Kommunaler Trägerausschuss

Ukrainekrise: "Jede gesparte Kilowattstunde hilft uns, über Winter zu kommen"

Gaspipeline (hier in Alaska)
Symbolfoto: pixabay

06.07.2022 / REGION - Die Ukrainekrise und ihre Auswirkungen auf die Energiepreise bestimmen seit Wochen die öffentliche Diskussion. Die Tagung des kommunalen Trägerausschusses der RhönEnergie Fulda am Dienstagabend verdeutlichte: Auch für regionale Verbraucher brechen harte Zeiten an.


Das betrifft vor allem die Gaspreise. Martin Heun, Geschäftsführer des regionalen Energieversorgers, fand drastische Worte: "Jede gesparte Kilowattstunde Gas hilft uns, über den Winter zu kommen!" Schon im vierten Quartal des Vorjahres hätte sich der Ukrainekonflikt auf den Großmärkten für Kohle und CO2 angekündigt. Die Liquidität sei 2021 durchweg gesichert gewesen, das helfe jetzt bei Störungen, die durch den Krieg auf den Märkten hervorgerufen würden.

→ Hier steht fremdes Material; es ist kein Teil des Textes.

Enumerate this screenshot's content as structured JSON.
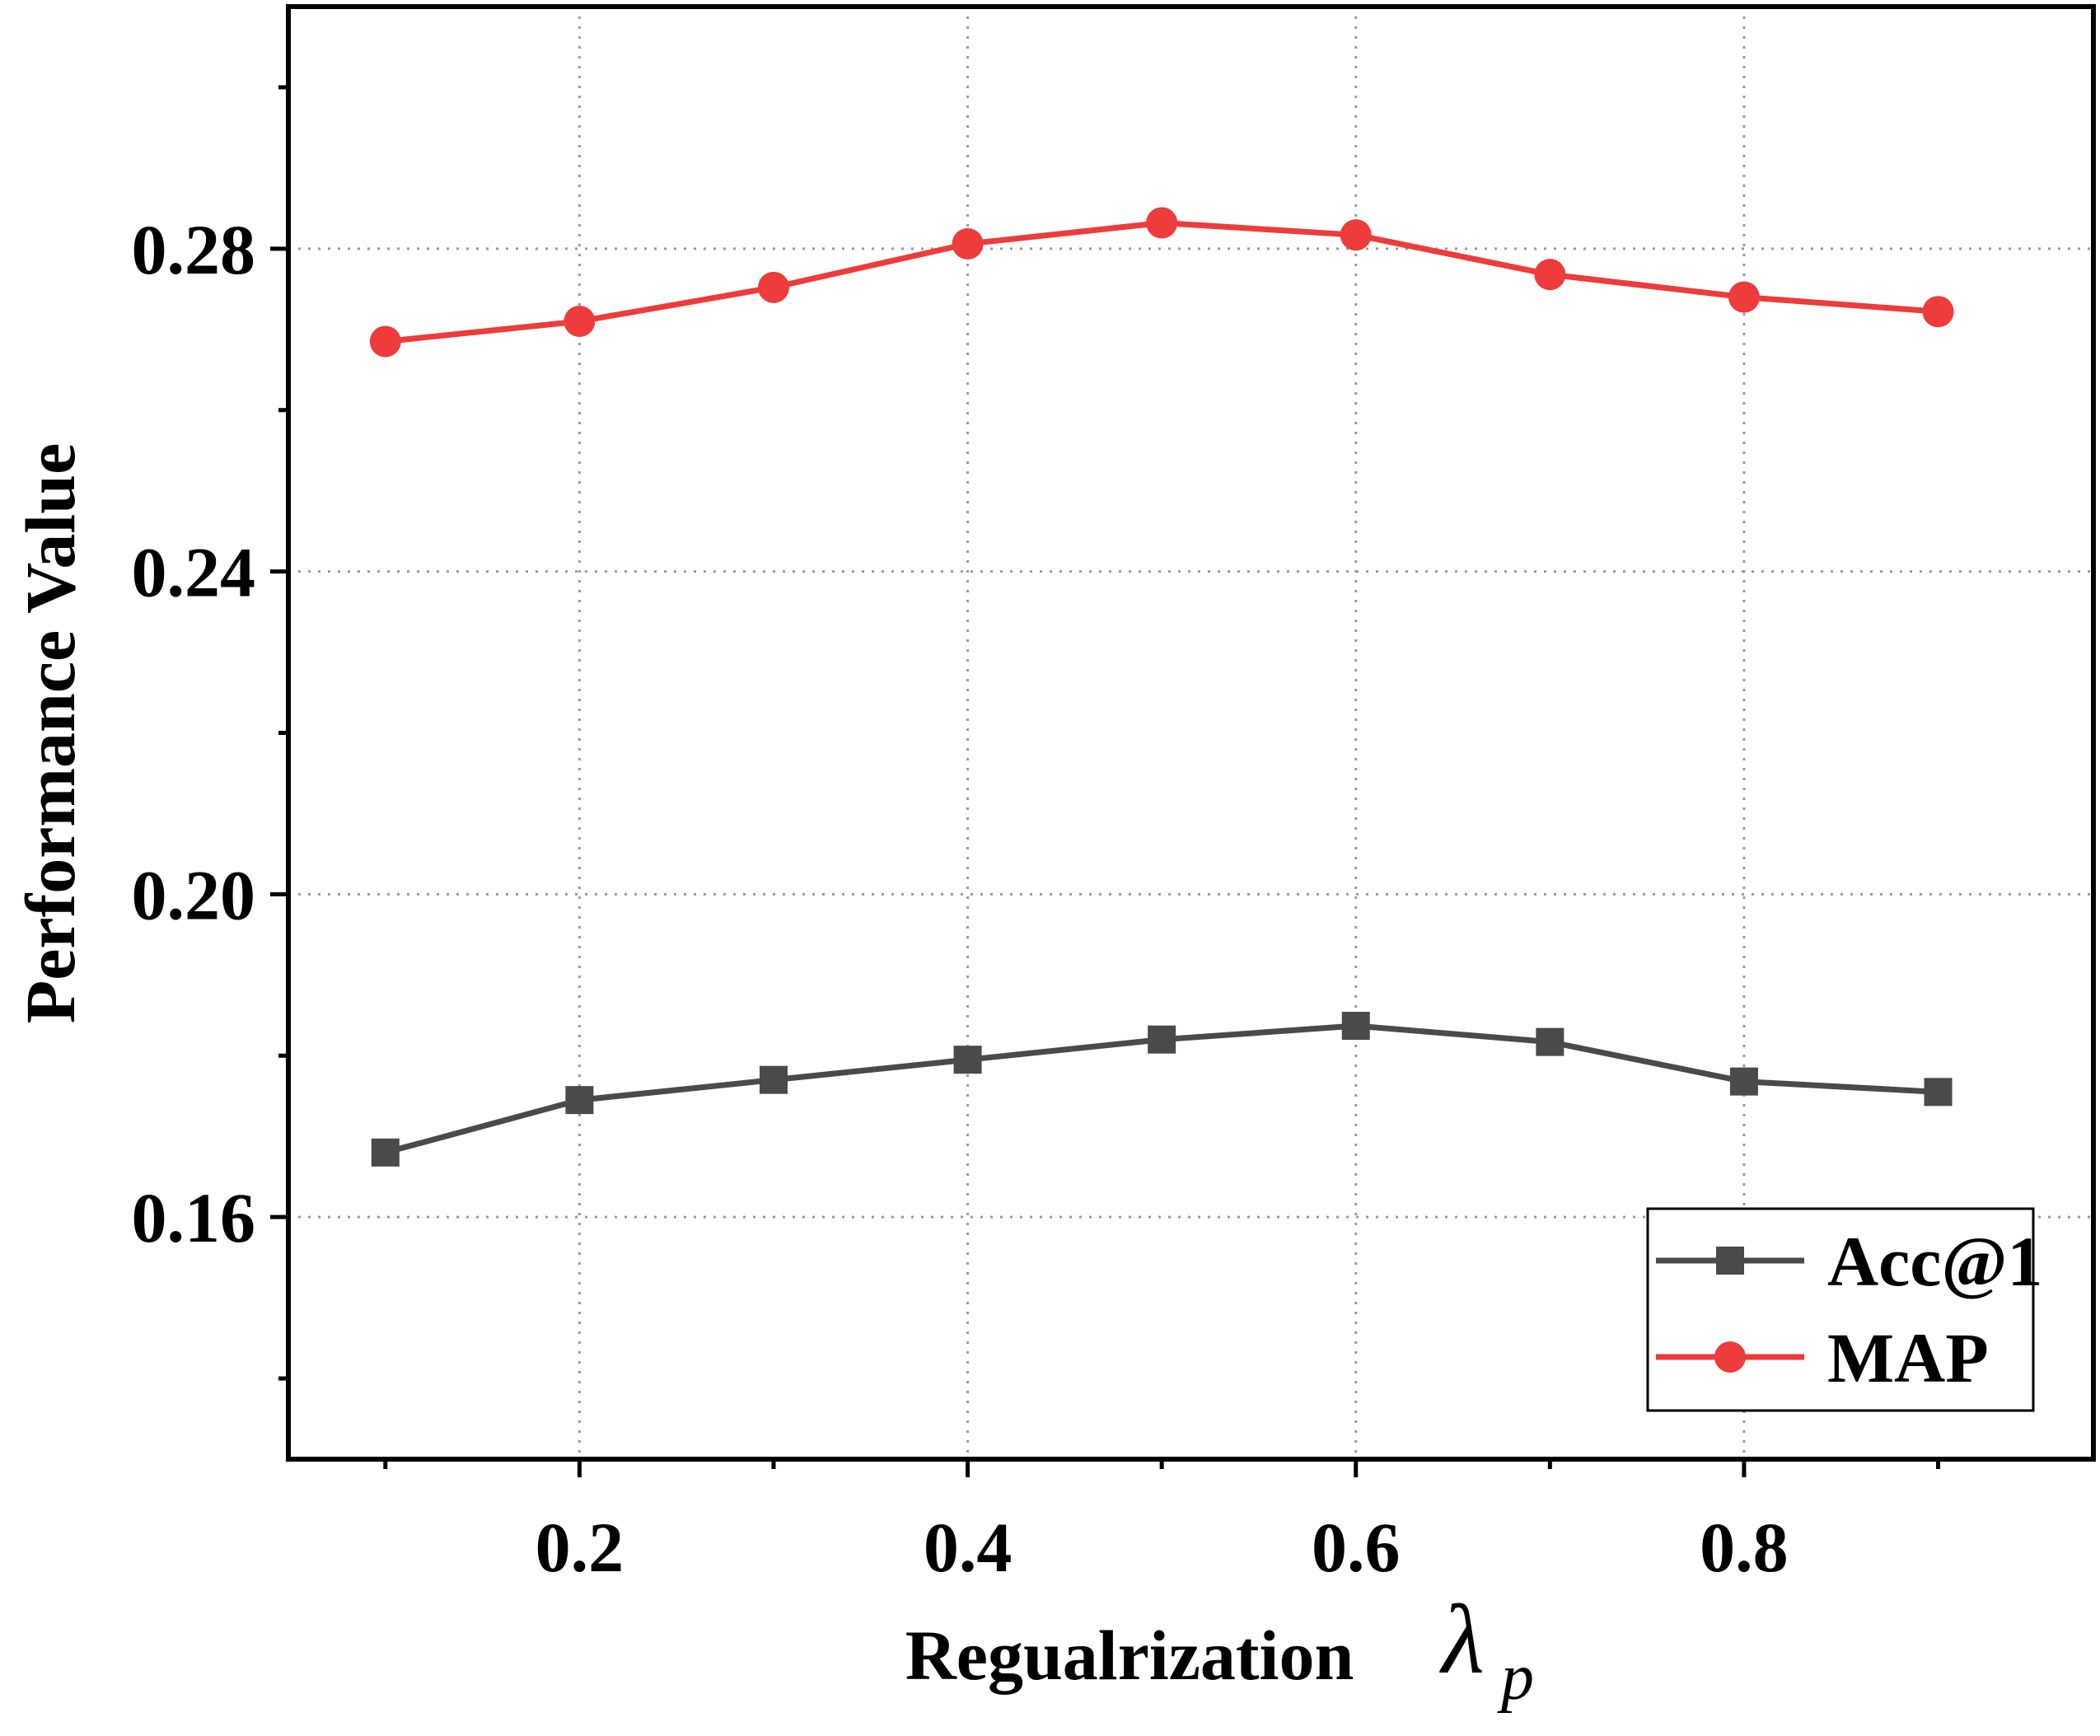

Seit Februar komme es zu erheblichen Verwerfungen auf den Energiemärkten, deswegen sei am 23. Juni die Alarmstufe des Notfallplans Gas, die zweite von drei Eskalationsstufe, von der Bundesregierung ausgerufen worden. Russische Gasimporte seien deutlich reduziert worden und befänden sich momentan auf 35 Prozent des Normalniveaus. Um die Gasspeicher-Füllstände zu garantieren, sei eine gesetzliche Initiative gestartet worden - 80 Prozent sollen bis Oktober jeden Jahres befüllt sein, momentan sei man bei 60 Prozent, so Dr. Arnt Meyer, Geschäftsführer der RhönEnergie Fulda GmbH.

Szenarien wie aus dem Katastrophenfilm

"Der Markt kann die Situation noch bewältigen, aber mit großen Schwierigkeiten. Wir bereiten uns auf die Notfallstufe vor und stimmen uns auch in der Branche ab, welche Maßnahmen in welchen Fällen dann ergriffen werden." Was im Extremfall passiert, hört sich an wie das Drehbuch zu einem Katastrophenfilm: Sollte die Notfallstufe ausgerufen werden, übernimmt die Bundesnetzagentur die Gasverteilung in Deutschland - die Rhön Energie Fulda würde nur noch auf deren hoheitliche Anweisungen reagieren, unter anderem darüber, welcher Verbraucher noch mit Gas beliefert wird und welcher nicht.

Auch 250 Großkunden könnten im Netz der Rhön Energie Fulda betroffen sein von den Einschränkungen - nur grundlegende soziale Dienste, ob Krankenhäuser, Feuerwehr, Polizei oder Bundeswehreinrichtungen, seien relativ sicher. Eine Novelle des Energiesicherungsgesetzes, das in Zeiten der Ölkrise aufgelegt worden war, sieht nicht nur vor, dass große Industriebetriebe und Gashändler Daten zu ihrem Gasbezug und Verbrauch zur Verfügung stellen müssen, sondern gewährt auch Ausnahmen vom Imissions- und Naturschutzrecht, etwa bei Kohlekraft.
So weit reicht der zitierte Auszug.